In recognition of national Sunshine Week, the Minnesota Chapter of the Society of Professional Journalists declares its support for the open-government tenets behind several transparency initiatives at the Minnesota Legislature.
We support these efforts to ensure continued public access to government records in light of threats, to thwart efforts to keep secret public employee performance information and to shine light on instances of sexual harassment among public employees and elected officials. MNSPJ also wholeheartedly supports and endorses efforts to subject the Minnesota Legislature and its staff to the Minnesota Data Practices Act.

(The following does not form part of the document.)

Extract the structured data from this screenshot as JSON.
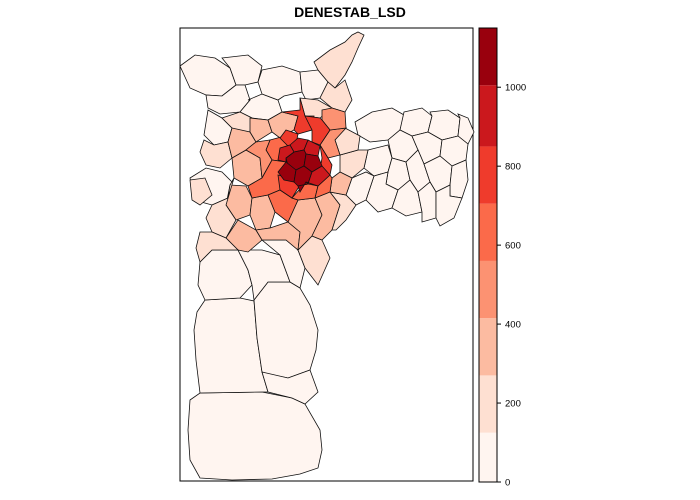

Among the bills being debated at the Legislature, MNSPJ calls attention to these three:
• HF 1185 – Three-year e-mail retention. The Minnesota Supreme Court’s reading of the word “official” in Minn. Stat. 15.17 (in the Kottscahde v. Lundberg opinion) has been used to narrow the types of records that must be retained by government entities. The effect of the proposed change would be to require that all government data be placed on a retention schedule that specifies the length of time it must be maintained for. Recently, some government entities (including the City of Saint Paul and Hennepin County) have started to destroy e-mails that contain data useful for government oversight. Read MNSPJ’s statement in 2017 about this issue: http://www.mnspj.org/2017/03/
• HF 1316 – Government cannot use “personnel data” exception to limit access to otherwise public video. Amends Minnesota Statutes 13.43 to specify that certain video recordings of government employees continue to be public data even when classified as “personnel data.” The bill is in response to the Minnesota Supreme Court’s decision in the KSTP TV v. Metropolitan Council case involving videos that contain recordings of two incidents involving the drivers of Metro Transit buses. Read more the case and MNSPJ’s position on it here: http://www.mnspj.org/2016/08/
• Rep. Lesch/O’Neill bill to institute new process to review sexual harassment claims at the House, including public reporting of certain matters. MNSPJ supports the public reporting and public process provisions of the procedural changes to the House rules.
MNSPJ along with the Minnesota Coalition on Government Information (MNCOGI) support the principles that define these bills. Without action on these important bills, the press and more importantly, the public, will be denied access to the information it needs for self-governance.
In this time of burgeoning threats to public access to information and attempts to obstruct and indeed punish journalists seeking to report the truth, MNSPJ calls on all journalists and the public to support these efforts by legislators who see the value in a free press.